There is a satisfaction
In doing a good action:
and he who devises liberal things will find his liberality return to him in a full tide of happiness. An economist can afford to be generous. “Give me neither poverty nor riches,” prayed the wise man. To him who is neither encumbered by wealth, nor dispirited by indigence, the stores of enjoyment are unlocked.
He who holds fast the Golden Mean,
And lives contentedly between
The little and the great,
Feels not the wants that pinch the poor,
Nor plagues that haunt the rich man’s door,
Embitt’ring all his state.
The tallest pines feel most the pow’r
Of wintry blasts; the loftiest tow’r
Comes heaviest to the ground;
The bolts that spare the mountain’s side
His cloud-capt eminence divide,
And spread the ruin round.
The well-inform’d philosopher
Rejoices with a wholesome fear,
And hopes, in spite of pain;
If Winter bellow from the North,
Soon the sweet Spring comes dancing
And Nature laughs again.
If hindrances obstruct thy way,
Thy magnanimity display,
And let thy strength be seen;
But oh! if fortune fill thy sail
With more than a propitious gale,
Take half thy canvass in.
Cowper.
Chronology.
1308. On the 1st of January in this year, William Tell, the Swiss patriot, associated himself on this day with a band of his countrymen, against the tyranny of their oppressors. For upwards of three centuries the opposition was carried on, and terminated by the treaty of Westphalia in 1648, declaring the independence of Switzerland.

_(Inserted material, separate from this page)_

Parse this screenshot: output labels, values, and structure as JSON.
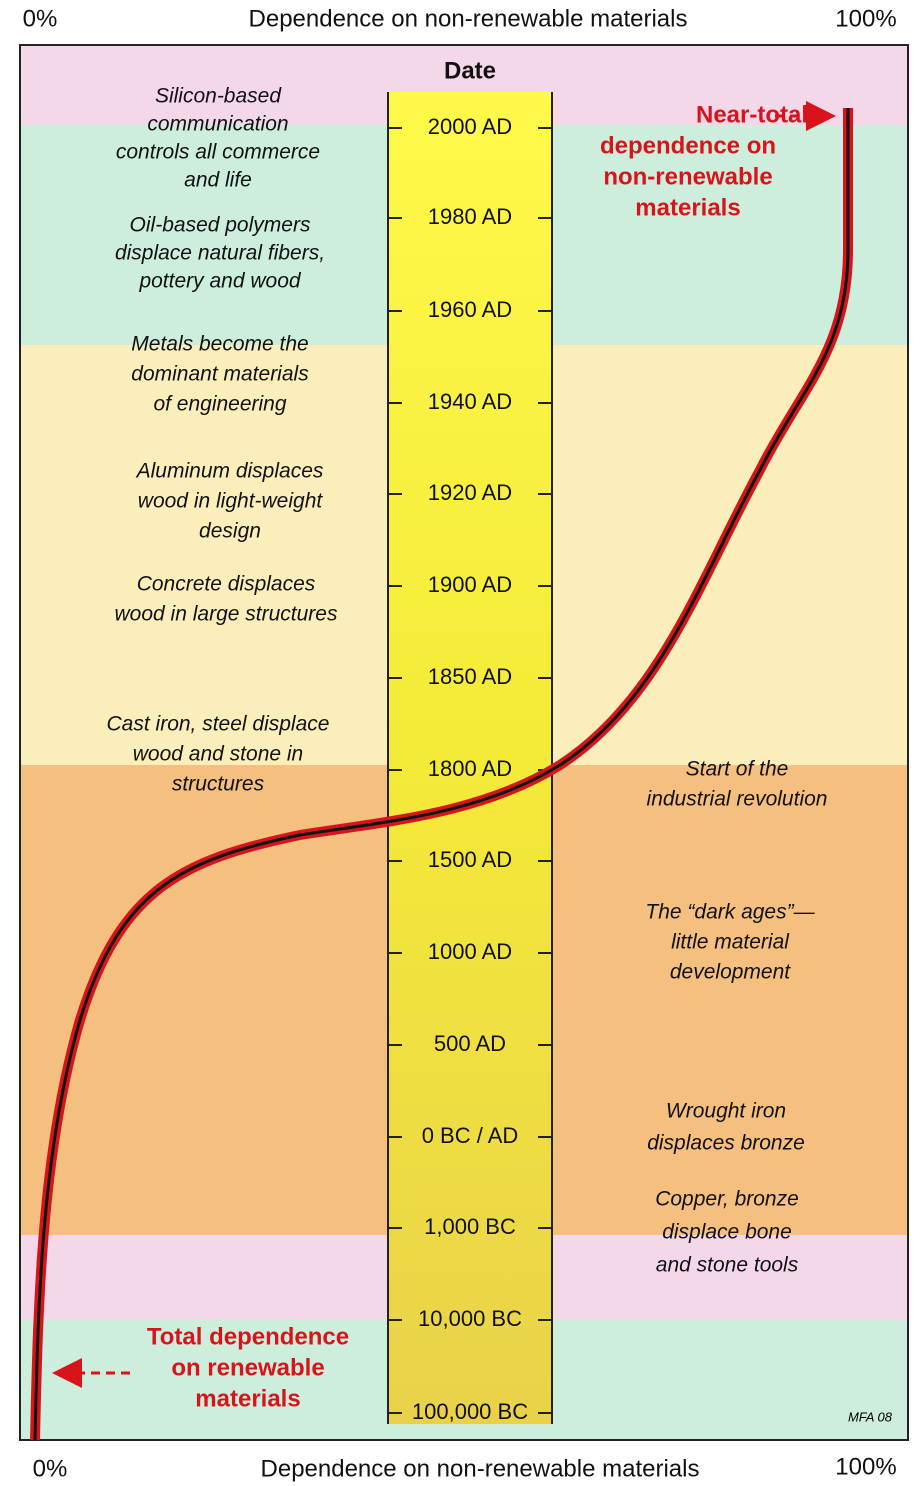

1651. On the 1st of January Charles II. was crowned at Scone king of the Scots. Charles, when a child, was weak in the legs, and ordered to wear steel-boots. Their weight so annoyed him that he pined till recreation became labour. An old rocker took off the steel-boots, and concealed them; promising the countess of Dorset, who was Charles’s governess, that she would take any blame for the act on herself. Soon afterwards the king, Charles I., coming into the nursery, and seeing his boy’s legs without the boots, angrily demanded who had done it? “It was I, sir,” said the rocker, “who had the honour, some thirty years since, to attend on your highness, in your infancy, when you had the same infirmity wherewith now the prince, your very own son is troubled; and then the lady Cary, (afterwards countess of Monmouth) commanded your steel-boots to be taken off, who, blessed be God, since have gathered strength, and arrived at a good stature.” Clare, chaplain to Charles II., at the time the affair happened, related this anecdote to old Fuller, who in 1660, contemplating “the restoration,” tells the story, and quaintly exclaims, “the nation is too noble, when his majesty shall return from foreign parts, to impose any other steel-boots upon him, than the observing the laws of the land, which are his own stockings, that so with joy and comfort he may enter on what was his own inheritance.” The nation forgot the “steel-boots,” and Charles forgot the “stockings.”